We wrote a couple of concertos together where Edgar was the leader and I was the collaborator. I learned how he did it, but I wasn't capable of doing it that way because I don't have the same grounding in theory. I also have a different personality. So I had to do it my way, which was sort of . . . dumb, you know?

What do you mean by that? What was dumb about it?

What's dumb about it is I don't know what I'm doing, so my unconscious mind has to play a big role in the process - and that's always been a big piece of how I work. It's the strength and the weakness at play. I don't really know classical harmony, but I've been around a lot of music and listened to a lot of it. So I write and I keep on writing until it sounds good to me, but I honestly don't even read music. I'm just moving notes around on the computer screen until they sound good to me. And I'm not saying I don't have some wherewithal, because I do, but my wherewithal is working with musicians one-on-one, or pulling good performances out of musicians or arranging for musicians in the room. My strengths are not in writing out, conceiving something on paper notation. I have to use my ear and react to things and rewrite, rewrite, rewrite. But eventually, I come up with something I like and it tends to hold some water because I've worked so hard on it that I've ironed out most of the flaws in my nature - with a lot of hard work and elbow grease.

I don't think you're alone there. We call that the trichord theory of composition: try this chord, try that chord . . . .

Yeah! That's what I do. I might start out with a little melody and write a bunch of counterparts to it, and then decide that the melody doesn't work and write a new melody to the counterparts, and just keep on rewriting until it shapes up - and gradually it does. I tend to lose interest in things when there's nothing left for me to do, and that's when they're done.

Perhaps not reading music really makes you get inside every note. Do you feel bad about it? Do you say, 'Oh geez, I should really learn how to read music'? Or do you feel that 'This is my method'?

I've had so many people tell me that I would benefit a lot from learning to play the piano, but it's hard after playing the banjo for thirty-five years to go back to being a beginner and try and learn to read music so I can try and understand harmony and look at scores and understand them. What I have achieved is an understanding. While it will never be as solid as good learning would have been, it has given me some other things that I'm happy with. I'm a self-made man, for whatever it's worth, with lots of flaws, but not like anybody else.
And it's also supposed to be about artistic expression, and you can only express what you are. You can't express what you were or what you would have been if you had gotten training. If the music communicates to people, then it's a success, and the other stuff actually doesn't matter - on a personal level. As far as looking at my concerto years later and comparing it to works by Bach, Beethoven and so forth, I'm not too concerned that that's ever gonna happen.
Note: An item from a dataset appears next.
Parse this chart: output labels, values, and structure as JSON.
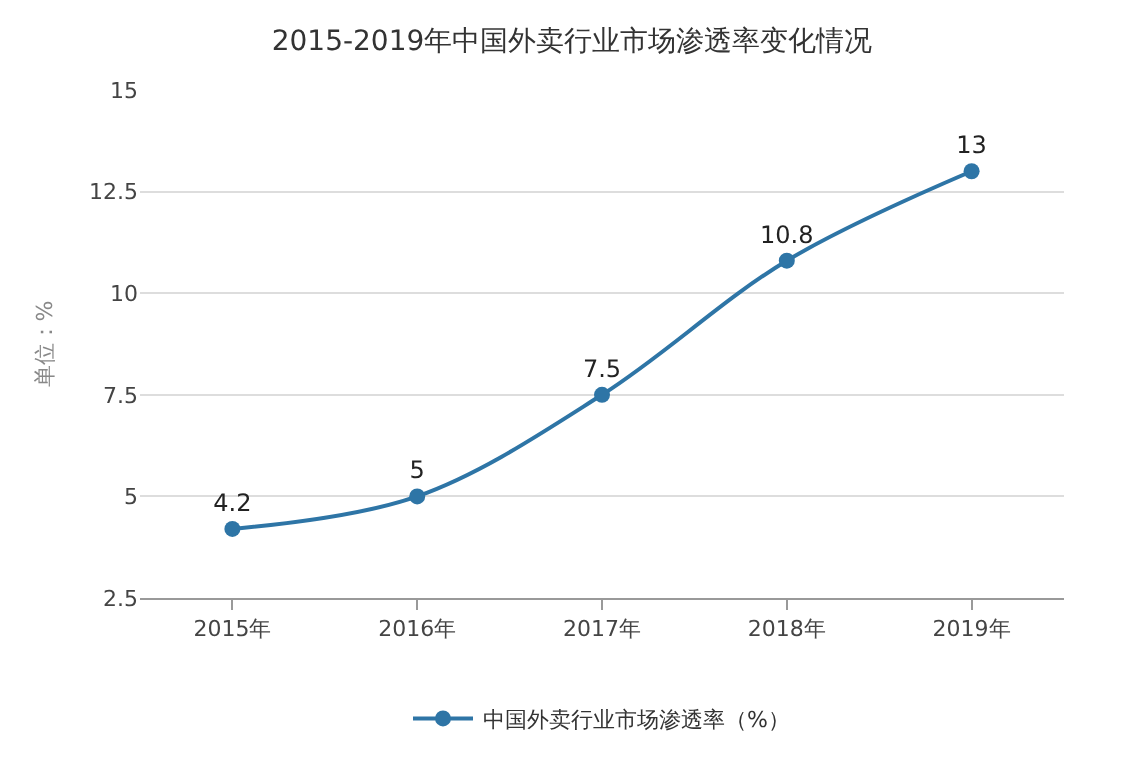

I'm more concerned that it's an honest expression of myself as a musician and that I think it's good and that I can get behind it and stand up there and that I would like to go out and play it over and over again. And I've enjoyed getting to play it again and again. I like the piece. That's a selfish, weird thing to say, but if I didn't, I'd have a real problem. Because I'm gonna be out there playing it and I'm a front-runner in the banjo world, so I want to do something that isn't embarrassing for all of us. So I really put a year of hard labor into it - and it is what is.